An interesting case was during the modernization of a plant in Liaoning. There they solved the problem in a comprehensive manner: they installed a wet catalytic oxidation unit for the joint removal of H2S and HCN, and the ammonium thiocyanate formed in the solution was then concentrated and sold as a commercial product for the chemical industry. I won’t say that this paid for the entire cleaning system, but it significantly reduced operating costs. Such decisions are precisely in the spirit of the work of design institutes likeChengdu Yizhi Technology Co.Their strength, in my opinion, is that they look at the process not in isolation, but as part of the production circuit of the plant. Their registered capital of 120 million yuan also indicates serious opportunities for the implementation of such complex projects.
After the main stages of cleaning from sulfur and cyanide, the question of final “polishing” often arises. gas – removal of residual trace amounts of impurities, organic vapors, odors. Here, adsorption technologies on activated carbon (sometimes impregnated with special reagents) or, increasingly, thermal or catalytic afterburning in compact reactors are used.
This is especially true for gas that is used as fuel in sensitive installations or supplied to city networks. Control becomes key. Modern systems are equipped with continuous gas analyzers not only for H2S and O2, but also for HCN, NH3, and general organic compounds. The data flows into the automated process control system, which can adjust the operating modes of scrubbers and the dosage of reagents in real time.
The main trend that I see is digitalization and “intellectualization?” cleaning units. We are not talking about “artificial intelligence”, but about advanced control systems that, based on modeling and data from sensors, optimize the process and predict the need for maintenance (for example, replacing the catalyst or washing the scrubber). This is the next logical step after testing the hardware solutions themselves. Saving on reagents and energy, increasing the mileage between repairs - this is what this optimization provides. And Chinese technology suppliers, including the mentioned engineering companies, are actively developing this area, offering not just equipment, but technology along with its management system.

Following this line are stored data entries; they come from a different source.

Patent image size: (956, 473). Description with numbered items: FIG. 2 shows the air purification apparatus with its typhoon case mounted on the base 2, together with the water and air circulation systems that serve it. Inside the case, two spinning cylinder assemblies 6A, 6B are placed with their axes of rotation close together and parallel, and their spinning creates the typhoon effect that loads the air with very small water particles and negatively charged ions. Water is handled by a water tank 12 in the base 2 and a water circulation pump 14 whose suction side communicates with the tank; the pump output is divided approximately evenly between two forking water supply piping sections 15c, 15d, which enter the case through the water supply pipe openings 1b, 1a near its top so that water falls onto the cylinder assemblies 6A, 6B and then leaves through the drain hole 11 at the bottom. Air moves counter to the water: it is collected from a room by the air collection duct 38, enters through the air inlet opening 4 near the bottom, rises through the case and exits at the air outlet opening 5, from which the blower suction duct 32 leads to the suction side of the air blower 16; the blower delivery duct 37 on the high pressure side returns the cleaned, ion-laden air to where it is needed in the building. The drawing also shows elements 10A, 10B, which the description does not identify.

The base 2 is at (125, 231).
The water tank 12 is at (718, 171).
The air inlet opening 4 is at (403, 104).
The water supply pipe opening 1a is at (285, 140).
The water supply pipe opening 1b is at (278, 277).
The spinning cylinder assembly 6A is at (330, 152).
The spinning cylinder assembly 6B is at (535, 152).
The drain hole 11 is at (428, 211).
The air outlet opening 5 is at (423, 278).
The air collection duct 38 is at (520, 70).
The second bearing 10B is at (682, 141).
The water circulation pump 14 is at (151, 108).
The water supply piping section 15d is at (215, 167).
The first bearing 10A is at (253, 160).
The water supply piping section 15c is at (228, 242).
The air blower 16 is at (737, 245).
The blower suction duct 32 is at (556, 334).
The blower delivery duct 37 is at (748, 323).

Так что же в итоге можно назвать новыми технологиями в Китае сегодня? This is not just one sensationalist setup. This is, firstly, a deep modernization and hybridization of classical methods (catalysis + absorption + oxidation). Secondly, there is a strict link between purification and recycling and the production of by-products, which changes the economics of the entire process. Thirdly, this is an integrated, systematic approach to design, where preliminary, main and final cleaning are designed as a single whole, taking into account all mutual influences.

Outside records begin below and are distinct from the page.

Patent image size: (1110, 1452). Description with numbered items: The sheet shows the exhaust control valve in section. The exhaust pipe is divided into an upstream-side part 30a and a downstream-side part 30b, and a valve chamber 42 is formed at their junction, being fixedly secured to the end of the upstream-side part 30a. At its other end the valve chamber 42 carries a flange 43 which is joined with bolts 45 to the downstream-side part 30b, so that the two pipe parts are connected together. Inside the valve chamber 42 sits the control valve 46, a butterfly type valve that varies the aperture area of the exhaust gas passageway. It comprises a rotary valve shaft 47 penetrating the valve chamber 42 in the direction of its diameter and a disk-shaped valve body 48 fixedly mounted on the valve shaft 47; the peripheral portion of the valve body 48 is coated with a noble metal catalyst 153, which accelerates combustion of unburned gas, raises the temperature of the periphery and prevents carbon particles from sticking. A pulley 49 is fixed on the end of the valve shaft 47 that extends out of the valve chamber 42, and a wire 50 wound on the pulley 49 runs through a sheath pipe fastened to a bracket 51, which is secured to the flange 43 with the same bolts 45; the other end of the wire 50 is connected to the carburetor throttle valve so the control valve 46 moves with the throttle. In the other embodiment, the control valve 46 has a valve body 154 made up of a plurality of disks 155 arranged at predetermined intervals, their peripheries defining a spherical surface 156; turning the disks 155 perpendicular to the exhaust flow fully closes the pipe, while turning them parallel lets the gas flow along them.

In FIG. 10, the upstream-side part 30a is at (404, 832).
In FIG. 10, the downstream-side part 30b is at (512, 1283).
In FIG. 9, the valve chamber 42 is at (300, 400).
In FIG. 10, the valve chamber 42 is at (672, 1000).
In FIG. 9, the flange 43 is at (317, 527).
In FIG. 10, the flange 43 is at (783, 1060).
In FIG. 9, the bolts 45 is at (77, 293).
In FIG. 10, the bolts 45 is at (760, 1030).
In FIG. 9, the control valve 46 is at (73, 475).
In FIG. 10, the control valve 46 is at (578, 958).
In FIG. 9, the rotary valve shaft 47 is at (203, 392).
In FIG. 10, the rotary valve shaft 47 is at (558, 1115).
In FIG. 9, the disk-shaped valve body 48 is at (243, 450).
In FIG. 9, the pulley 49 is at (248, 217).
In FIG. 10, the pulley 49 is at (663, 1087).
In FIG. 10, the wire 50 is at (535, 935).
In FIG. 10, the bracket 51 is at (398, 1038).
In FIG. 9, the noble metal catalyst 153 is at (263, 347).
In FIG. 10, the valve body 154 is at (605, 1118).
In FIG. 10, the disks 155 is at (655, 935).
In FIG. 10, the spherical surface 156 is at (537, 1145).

And, perhaps, the most important thing is adaptability. There are no universal solutions. What works brilliantly at a giant coking plant in Shanxi may be prohibitively expensive and complex for a smaller plant. Therefore, successful implementations are always based on an in-depth analysis of the source gas, plant capabilities, requirements for final products and environmental regulations. This is precisely what specialists at companies like Chengdu Yizhi Technology appear to be doing, acting not as salespeople, but as technology partners. This is probably the main difference between the modern approach: it is not equipment that is sold, but a guaranteed result in gas purity within a given budget. And behind this result lies a whole range of solutions - from mechanics to catalysis and automation.